The attempt to characterize the Omicron surge as benign and just another respiratory virus is part of the attempt to reopen schools and force workers back on the job. On Sunday, during a winter storm briefing, New York Governor Kathy Hochul reported that “the COVID clouds are parting.” This is in reference to the drop in positivity rates across New York state. “Overall, the prognosis, the forecast, for COVID is much brighter than it has been before,” she claimed.
Even as case numbers are trending downward, deaths in New York continue climbing, with the daily average matching those from last winter’s peak of 205 deaths per day. On January 18, 2022, New York state reported 404 deaths. The last time such a figure was seen was in mid-May 2020.
Interestingly, many on social media, including epidemiologist Dr. Eric Feigl-Ding, have noted that COVID-19 deaths and excess deaths in South Africa continue to climb even though confirmed daily cases have declined and the country’s leadership has put the pandemic in its rearview mirror. Journalist Chris Turnbull noted on Twitter that COVID-19 deaths are up nearly ten-fold from November, with 130 dying per day. At least 7,700 are still admitted to hospitals, of whom 1,025 remain on oxygen and 1,169 are in intensive care.
The decline in new COVID cases in the country where Omicron was first reported is plateauing, and the seven-day moving average remains over 4,000 infections per day. Placing developments in context, schools in South Africa closed their doors on December 12, and a week later, cases across the country began to decline. On January 12, when schools across the country for primary and secondary grades resumed, the declines started to stall. The following week university students are expected back in class.
The developments in South Africa with schools are analogous to those in the US and every other country facing Omicron. The current revolt and resistance of both students and teachers are a response to the repeated infections that have devastated their communities. It is well established that schools are drivers of the pandemic. Workers in every industry must follow students and teachers and take action to bring an end to the pandemic. The political establishment that serves the financial markets cares not one iota for their well-being or safety.
As to claims that the pandemic will burn itself out after causing mass infection this winter, during Tuesday’s World Health Organization COVID press conference, Director-General Dr. Tedros Adhanom Ghebreyesus warned that the pandemic is far from over.
“Omicron may be less severe, on average of course. The narrative that it is mild disease is misleading.
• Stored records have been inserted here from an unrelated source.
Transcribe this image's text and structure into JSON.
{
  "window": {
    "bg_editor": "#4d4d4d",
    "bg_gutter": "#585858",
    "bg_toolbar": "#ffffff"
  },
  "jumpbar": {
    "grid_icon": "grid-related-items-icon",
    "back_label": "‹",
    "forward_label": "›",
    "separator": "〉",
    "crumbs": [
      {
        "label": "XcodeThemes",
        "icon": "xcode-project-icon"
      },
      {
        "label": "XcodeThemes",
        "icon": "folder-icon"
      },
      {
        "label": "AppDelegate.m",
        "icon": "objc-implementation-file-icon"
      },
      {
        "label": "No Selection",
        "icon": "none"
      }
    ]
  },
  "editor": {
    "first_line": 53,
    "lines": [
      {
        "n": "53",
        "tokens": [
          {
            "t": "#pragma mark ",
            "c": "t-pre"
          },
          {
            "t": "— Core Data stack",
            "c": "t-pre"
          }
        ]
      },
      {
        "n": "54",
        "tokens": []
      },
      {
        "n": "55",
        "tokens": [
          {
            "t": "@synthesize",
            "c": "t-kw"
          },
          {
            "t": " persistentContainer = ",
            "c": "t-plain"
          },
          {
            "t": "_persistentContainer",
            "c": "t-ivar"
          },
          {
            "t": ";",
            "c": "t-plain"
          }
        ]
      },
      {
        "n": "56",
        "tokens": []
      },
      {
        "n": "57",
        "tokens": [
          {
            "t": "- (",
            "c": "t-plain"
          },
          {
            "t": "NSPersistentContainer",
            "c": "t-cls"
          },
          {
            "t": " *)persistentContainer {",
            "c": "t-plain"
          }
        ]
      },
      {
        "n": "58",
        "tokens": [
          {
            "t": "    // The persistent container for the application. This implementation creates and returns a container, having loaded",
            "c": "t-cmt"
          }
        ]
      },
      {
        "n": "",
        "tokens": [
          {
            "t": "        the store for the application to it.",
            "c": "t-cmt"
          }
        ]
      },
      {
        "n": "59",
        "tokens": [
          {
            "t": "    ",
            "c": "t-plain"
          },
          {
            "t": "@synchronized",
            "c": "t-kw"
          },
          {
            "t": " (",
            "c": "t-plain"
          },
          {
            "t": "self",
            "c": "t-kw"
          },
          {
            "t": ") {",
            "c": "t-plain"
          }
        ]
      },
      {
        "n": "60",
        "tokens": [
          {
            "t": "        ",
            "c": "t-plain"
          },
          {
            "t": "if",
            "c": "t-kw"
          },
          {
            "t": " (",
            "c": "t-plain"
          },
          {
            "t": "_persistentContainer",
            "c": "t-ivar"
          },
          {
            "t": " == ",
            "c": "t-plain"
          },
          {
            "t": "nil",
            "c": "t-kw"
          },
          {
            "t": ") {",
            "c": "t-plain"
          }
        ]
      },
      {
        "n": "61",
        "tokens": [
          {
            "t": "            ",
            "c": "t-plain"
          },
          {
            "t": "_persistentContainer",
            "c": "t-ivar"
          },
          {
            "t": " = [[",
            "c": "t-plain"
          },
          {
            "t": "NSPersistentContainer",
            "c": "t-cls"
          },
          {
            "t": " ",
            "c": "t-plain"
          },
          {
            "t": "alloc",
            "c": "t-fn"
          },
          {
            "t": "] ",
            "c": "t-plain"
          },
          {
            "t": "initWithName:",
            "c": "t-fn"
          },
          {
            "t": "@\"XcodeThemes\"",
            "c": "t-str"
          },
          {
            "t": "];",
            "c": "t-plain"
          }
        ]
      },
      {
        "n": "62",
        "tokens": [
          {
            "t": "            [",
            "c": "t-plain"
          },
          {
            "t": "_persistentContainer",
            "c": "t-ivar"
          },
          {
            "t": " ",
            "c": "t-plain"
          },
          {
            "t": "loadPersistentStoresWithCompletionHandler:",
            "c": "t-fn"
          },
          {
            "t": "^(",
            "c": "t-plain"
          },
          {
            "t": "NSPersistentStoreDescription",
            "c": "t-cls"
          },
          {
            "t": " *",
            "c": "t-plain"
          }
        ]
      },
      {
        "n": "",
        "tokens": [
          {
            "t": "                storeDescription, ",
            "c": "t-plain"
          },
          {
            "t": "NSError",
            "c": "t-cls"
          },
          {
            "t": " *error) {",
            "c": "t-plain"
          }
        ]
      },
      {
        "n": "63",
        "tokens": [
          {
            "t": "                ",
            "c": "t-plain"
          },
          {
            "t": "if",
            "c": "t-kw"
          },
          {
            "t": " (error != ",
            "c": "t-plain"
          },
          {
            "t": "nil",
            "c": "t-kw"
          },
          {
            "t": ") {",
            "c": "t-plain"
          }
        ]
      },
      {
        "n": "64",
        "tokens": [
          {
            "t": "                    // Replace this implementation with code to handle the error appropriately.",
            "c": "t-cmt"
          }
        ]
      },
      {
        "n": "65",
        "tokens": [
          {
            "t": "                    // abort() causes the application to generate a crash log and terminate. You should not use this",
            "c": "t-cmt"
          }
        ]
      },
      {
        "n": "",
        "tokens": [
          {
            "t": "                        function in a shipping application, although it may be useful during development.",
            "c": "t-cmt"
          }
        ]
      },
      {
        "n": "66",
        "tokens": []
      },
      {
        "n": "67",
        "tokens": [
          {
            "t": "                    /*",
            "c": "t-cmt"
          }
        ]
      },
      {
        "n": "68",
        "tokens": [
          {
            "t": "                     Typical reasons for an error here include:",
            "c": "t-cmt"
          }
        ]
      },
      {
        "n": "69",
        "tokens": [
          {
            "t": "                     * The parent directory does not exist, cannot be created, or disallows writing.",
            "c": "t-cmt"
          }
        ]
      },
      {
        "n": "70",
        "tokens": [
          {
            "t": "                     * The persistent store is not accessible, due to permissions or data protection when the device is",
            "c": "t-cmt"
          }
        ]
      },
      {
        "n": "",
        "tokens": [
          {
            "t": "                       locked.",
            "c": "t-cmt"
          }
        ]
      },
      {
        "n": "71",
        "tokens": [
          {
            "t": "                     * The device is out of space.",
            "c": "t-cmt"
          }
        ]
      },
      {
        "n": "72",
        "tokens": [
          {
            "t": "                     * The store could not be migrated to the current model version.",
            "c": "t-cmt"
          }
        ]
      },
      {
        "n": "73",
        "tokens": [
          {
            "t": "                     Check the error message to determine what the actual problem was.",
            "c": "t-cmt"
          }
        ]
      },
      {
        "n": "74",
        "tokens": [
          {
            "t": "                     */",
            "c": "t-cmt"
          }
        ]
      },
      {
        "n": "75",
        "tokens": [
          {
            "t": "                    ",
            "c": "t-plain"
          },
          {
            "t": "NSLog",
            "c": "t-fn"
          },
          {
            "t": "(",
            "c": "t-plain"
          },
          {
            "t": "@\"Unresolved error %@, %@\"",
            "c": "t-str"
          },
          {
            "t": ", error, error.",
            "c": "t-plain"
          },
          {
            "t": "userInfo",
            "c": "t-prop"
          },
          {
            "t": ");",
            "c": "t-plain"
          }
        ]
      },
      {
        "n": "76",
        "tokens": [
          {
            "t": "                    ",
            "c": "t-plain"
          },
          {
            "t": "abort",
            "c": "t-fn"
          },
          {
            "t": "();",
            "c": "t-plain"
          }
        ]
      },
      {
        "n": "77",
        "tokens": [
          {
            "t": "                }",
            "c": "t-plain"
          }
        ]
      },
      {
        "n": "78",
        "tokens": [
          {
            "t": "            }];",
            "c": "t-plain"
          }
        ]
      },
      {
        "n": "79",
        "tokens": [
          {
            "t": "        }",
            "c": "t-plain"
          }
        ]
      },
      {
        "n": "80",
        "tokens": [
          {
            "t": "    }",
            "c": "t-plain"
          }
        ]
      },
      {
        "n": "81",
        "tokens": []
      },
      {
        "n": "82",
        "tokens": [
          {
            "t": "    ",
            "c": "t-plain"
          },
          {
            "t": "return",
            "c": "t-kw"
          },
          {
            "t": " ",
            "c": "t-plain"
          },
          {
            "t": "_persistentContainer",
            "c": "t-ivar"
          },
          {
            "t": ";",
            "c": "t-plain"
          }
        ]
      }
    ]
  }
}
It hurts the overall response and costs more lives,” Dr. Tedros noted. “Make no mistake, Omicron is causing hospitalizations and deaths and even the less severe cases are inundating health facilities. The virus is circulating far too intensely with far too many still vulnerable. For many countries, the next few weeks remains critical for health workers and health systems … Now is not the time to give up and wave the white flag … This pandemic is nowhere near over and with the incredible growth of Omicron globally, new variants are likely to emerge.”